Two aspects of sleep pathology were not related to DRD: difficulty falling asleep and poor-quality sleep. The majority of research examining neurocognitive outcomes focuses on sleep deprivation, a construct that is most similar to the sleep inadequacy scale in the present study. Although less well studied, other aspects of sleep-related problems demonstrate less consistent links with neurocognitive functioning in general, although research documents associations with depression (trouble falling asleep) and anxiety (restless, disturbed sleep) [61]. In these cases, however, it is unclear if sleep disturbance is a result or a cause of dysfunction. Additional research is needed to determine whether particular aspects of sleep pathology are more salient for understanding alterations in cognitive versus emotional functioning.

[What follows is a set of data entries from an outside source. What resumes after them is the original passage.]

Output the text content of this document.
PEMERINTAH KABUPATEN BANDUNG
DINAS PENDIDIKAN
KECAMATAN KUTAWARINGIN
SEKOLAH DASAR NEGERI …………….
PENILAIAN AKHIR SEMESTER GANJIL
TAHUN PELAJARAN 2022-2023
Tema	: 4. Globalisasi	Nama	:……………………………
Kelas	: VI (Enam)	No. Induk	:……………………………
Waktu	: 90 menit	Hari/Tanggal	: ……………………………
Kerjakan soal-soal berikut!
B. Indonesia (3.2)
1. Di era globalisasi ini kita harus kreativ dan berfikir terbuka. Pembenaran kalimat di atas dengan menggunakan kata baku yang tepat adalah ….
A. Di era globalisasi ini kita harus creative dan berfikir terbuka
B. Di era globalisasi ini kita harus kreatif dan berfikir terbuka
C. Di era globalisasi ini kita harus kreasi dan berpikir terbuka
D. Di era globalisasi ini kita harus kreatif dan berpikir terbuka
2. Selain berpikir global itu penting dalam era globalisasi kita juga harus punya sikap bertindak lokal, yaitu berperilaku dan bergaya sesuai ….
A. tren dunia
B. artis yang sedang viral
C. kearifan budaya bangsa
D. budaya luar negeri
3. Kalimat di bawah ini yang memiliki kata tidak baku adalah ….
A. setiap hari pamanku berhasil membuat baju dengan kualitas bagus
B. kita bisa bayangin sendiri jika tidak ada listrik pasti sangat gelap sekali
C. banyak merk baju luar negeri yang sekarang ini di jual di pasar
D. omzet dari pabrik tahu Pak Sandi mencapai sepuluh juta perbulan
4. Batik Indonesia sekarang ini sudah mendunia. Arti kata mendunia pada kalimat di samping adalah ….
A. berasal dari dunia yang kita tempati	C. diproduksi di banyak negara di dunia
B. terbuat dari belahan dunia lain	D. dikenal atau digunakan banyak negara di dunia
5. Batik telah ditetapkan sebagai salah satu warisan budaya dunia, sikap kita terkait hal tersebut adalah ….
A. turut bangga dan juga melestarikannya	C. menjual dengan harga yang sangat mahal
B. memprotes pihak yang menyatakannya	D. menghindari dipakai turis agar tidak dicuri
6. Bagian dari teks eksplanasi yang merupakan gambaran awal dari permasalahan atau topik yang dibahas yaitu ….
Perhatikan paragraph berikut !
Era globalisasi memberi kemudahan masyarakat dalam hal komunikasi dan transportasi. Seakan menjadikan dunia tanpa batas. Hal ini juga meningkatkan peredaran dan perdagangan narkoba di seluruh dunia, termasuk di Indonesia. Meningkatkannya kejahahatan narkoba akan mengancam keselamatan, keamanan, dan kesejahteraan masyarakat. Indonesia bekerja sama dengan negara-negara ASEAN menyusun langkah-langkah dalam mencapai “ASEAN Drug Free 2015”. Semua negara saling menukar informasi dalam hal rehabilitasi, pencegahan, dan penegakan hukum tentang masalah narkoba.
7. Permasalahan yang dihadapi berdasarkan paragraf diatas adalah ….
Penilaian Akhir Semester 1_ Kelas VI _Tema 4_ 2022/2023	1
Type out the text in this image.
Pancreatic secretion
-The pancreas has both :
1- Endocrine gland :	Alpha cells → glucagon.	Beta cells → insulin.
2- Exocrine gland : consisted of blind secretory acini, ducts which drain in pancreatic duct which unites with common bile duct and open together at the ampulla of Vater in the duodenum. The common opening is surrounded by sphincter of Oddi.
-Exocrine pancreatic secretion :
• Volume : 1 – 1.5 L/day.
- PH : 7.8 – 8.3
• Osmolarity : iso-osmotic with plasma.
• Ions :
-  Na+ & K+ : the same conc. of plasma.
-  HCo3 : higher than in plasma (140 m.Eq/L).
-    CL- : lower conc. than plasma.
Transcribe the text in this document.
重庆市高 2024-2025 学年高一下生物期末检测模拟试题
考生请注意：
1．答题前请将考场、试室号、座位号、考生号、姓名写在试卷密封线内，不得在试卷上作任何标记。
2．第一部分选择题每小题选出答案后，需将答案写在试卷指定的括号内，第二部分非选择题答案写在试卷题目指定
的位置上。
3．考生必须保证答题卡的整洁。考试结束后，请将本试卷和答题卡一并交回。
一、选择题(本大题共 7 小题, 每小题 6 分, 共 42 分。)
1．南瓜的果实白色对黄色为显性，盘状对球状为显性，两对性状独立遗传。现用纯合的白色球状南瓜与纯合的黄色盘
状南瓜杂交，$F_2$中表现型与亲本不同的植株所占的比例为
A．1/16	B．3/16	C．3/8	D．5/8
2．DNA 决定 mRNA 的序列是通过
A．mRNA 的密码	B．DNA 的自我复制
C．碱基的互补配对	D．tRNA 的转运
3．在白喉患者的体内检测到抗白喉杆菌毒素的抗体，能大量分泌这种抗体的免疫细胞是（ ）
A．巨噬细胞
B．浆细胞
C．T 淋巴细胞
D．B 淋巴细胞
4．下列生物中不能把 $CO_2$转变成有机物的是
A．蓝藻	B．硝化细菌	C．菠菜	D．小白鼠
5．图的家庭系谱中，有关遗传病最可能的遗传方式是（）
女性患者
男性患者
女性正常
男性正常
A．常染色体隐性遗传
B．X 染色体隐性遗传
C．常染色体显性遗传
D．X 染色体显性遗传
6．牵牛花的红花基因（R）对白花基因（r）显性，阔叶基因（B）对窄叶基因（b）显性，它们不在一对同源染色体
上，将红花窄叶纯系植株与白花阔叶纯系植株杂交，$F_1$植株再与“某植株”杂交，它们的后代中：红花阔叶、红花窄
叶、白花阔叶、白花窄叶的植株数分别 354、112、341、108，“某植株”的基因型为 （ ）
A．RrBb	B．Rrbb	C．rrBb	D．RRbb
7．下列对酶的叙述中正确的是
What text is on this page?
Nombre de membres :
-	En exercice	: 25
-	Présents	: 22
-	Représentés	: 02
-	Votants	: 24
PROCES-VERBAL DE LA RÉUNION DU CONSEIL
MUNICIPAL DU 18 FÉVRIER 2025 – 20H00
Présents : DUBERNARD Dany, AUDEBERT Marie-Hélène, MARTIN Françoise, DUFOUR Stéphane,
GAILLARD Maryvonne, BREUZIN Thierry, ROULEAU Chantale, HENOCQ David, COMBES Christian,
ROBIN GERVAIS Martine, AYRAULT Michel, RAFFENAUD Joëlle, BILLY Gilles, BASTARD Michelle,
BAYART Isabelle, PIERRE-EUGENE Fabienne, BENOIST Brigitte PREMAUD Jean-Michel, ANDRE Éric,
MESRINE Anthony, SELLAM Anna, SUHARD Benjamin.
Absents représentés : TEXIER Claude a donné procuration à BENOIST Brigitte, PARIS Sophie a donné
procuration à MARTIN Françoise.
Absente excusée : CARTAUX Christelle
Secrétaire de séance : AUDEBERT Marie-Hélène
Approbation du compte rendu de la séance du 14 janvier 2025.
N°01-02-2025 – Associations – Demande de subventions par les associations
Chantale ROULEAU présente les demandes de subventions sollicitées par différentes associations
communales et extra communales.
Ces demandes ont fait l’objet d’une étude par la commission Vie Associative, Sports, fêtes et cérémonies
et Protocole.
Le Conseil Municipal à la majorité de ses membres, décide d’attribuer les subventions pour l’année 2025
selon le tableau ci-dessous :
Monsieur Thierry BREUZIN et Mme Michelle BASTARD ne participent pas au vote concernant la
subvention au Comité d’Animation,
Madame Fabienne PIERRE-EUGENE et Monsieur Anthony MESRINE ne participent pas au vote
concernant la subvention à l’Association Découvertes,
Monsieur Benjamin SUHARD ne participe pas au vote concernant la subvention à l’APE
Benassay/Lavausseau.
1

The study’s findings suggest a novel target for intervention programs designed to prevent smoking among African American men, particularly those exposed to childhood adversity. Research shows that adults exposed to childhood adversity exhibit heightened difficulty with smoking cessation, even when they contract smoking-related chronic diseases [62]. Smoking cessation is often accompanied by exacerbation of sleep problems. Addressing the sleep needs of young African American men prior to smoking initiation and in the context of cessation treatment may be a critical element of a comprehensive strategy [63]. Although data on sleep informed smoking prevention interventions are scarce, improved sleep has been shown experimentally to enhance decision-making processes associated with smoking initiation and escalation [54].

The study methods include several noteworthy strengths. Prospective studies of low-SES African American men that capture diverse environmental and personal risk factors for addictive behavior are rare. The use of a prospective design permitted examination of increases in both DRD and smoking behavior over time. Assessments occurred during a critical period when epidemiological data indicate that many African American men experience rapid escalation of smoking behavior; thus, this study captures changes during an important developmental transition. The study is also limited in several respects. Self-report assessments are subject to recall and desirability biases. This is mitigated somewhat by the use of widely validated measures that evince strong associations with objective assessments of study constructs. Future studies that incorporate prospective data on childhood adversity, as well as additional facets of impulsivity [64] and smoking biomarkers (e.g., expired carbon monoxide, cotinine, nicotine metabolic ratio), are needed to validate the present findings. The ACE measure also does not capture parental separations among never married, cohabitating parents which occur with greater frequency among African American samples than other racial groups. In addition, although the present study sheds light on an underserved and high-risk rural sample, its generalizability is limited. The findings may not characterize African American men in nonrural environments. Finally, when measuring DRD, a limitation of the MCQ is that it does not account for perceived incentive value, which may also be influenced by income or SES. Thus, it is possible that participants’ responses on the DRD were influenced by impulsivity, perceived incentive value, or both. Nevertheless, this longitudinal investigation illuminates the intervening factors linking childhood adversity and smoking behavior in a vulnerable and understudied population.